Attila Zsoldos, a member of the Hungarian Academy of Sciences, has chosen a telling motto for his book borrowed from the Croatian writer Nedjeljko Fabrio’s novel entitled City on the Adriatic: “for history did not drop from the sky, but rather is in people.” Without comprehensive knowledge of the members of the political elite who shaped history, their social networks, and the history of systems of ownership, one cannot offer an authentic picture of the Hungarian Kingdom of the Middle Ages. The creation of a data base concerning this topic is not only the final stage of many years of work, but also the starting point of a comprehensive new research project. Anyone who reads the introduction can begin to fathom the scope of the endeavour. The author makes modest and characteristically objective mention of the fact that the archontology can be compiled only on the basis of all the available resource materials, which, in addition to the narrative sources, “only” means some 10,000 charters, one-tenth of which have not even been published. However, there is no manual indicating which charters have not been published and which have not or clarifying “the relationship between the charters held to be from the Árpád era from the perspective of textual heritage, in other words, whether they are original texts, transcriptions, content transcripts, mentions, or copies.” The majority of the research consists of the comparison and source-critical selection of the original manuscripts already published and stored in archives. As a result of this project, a fascinating data base has been created which chronologically catalogues and precisely marks all the known information related to the barons of the Hungarian Kingdom, the prelates, bishops, archbishops, members of the chancellery, county magistrates, governors, minor officers, and constables. Therefore, with the help of this book, the data base of the political elite in power between 1000–1457 (i.e. ending with King Mathias’s enthronement) has been completed.
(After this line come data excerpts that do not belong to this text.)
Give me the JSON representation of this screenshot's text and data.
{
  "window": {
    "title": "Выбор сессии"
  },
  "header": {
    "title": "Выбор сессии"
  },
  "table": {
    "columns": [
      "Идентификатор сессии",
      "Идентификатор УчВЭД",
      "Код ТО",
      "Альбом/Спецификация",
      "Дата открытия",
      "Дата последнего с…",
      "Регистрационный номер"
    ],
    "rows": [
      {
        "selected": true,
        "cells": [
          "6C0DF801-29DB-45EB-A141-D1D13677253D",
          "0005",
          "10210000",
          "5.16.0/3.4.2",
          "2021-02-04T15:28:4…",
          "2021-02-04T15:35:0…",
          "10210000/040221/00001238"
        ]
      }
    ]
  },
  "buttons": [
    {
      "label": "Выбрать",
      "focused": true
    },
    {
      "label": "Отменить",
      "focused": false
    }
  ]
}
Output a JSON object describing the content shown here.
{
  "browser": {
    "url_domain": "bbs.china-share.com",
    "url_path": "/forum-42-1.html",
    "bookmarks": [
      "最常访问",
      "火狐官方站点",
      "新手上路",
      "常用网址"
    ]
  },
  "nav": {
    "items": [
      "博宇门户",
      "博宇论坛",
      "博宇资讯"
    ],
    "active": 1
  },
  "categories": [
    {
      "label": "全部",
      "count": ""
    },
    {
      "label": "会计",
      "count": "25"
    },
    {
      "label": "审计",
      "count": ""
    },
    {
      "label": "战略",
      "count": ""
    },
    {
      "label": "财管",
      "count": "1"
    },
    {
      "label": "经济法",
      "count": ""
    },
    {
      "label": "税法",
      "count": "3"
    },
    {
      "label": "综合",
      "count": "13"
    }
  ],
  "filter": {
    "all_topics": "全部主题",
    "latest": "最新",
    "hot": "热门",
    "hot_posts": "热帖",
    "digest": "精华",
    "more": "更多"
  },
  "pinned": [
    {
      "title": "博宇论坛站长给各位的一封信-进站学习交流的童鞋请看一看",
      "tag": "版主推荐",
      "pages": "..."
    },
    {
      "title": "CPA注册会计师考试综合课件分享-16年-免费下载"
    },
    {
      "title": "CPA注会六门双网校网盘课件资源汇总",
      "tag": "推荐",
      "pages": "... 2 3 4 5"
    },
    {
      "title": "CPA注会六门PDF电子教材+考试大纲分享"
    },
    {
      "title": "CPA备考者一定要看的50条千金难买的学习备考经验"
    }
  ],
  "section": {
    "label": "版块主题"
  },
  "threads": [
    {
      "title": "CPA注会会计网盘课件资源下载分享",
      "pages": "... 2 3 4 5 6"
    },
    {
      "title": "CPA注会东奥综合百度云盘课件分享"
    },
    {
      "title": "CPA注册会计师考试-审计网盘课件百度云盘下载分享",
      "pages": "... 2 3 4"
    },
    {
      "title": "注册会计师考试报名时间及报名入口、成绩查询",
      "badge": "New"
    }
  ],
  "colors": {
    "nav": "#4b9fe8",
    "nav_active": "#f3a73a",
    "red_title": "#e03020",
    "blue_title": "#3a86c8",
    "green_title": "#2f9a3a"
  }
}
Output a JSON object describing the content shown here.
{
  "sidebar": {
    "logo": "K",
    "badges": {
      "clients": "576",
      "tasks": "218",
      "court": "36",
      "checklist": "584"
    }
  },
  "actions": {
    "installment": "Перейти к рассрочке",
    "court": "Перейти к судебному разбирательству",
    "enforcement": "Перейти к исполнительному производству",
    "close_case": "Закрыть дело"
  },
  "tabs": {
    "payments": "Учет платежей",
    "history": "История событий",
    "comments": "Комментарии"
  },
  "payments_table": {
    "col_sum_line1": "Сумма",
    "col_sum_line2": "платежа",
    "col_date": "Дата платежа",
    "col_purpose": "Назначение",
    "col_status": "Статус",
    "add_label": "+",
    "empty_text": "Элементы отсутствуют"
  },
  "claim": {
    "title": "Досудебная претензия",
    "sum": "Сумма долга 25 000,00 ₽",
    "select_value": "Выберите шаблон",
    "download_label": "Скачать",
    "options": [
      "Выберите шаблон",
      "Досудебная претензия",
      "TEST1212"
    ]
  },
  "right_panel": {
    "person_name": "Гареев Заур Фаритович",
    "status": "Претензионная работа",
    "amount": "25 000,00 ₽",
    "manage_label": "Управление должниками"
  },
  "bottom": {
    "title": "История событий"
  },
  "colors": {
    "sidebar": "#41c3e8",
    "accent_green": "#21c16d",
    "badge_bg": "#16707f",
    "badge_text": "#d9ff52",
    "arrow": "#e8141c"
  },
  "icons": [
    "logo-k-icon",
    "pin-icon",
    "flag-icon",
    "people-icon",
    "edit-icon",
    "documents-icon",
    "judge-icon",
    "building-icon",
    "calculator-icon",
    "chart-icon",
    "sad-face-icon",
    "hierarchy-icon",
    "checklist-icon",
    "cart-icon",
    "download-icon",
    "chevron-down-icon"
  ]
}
It represents an essential tool in furthering our understanding of the political relations of the age and constitutes an ideal complement to the similar treatise covering the period between 1301–1457, which was compiled by Pál Engel and published in 1996, when Attila Zsoldos had already begun work on the present project.

Much as Pál Engel’s influential work rewrote our image of the 14–15th century history of Hungary and exerted a profound influence on Hungarian art history, castle history, and economic history, presumably Attila Zsoldos’s book will earn similar status. He has enriched Hungarian reference literature with a work which is outstanding even in an international context.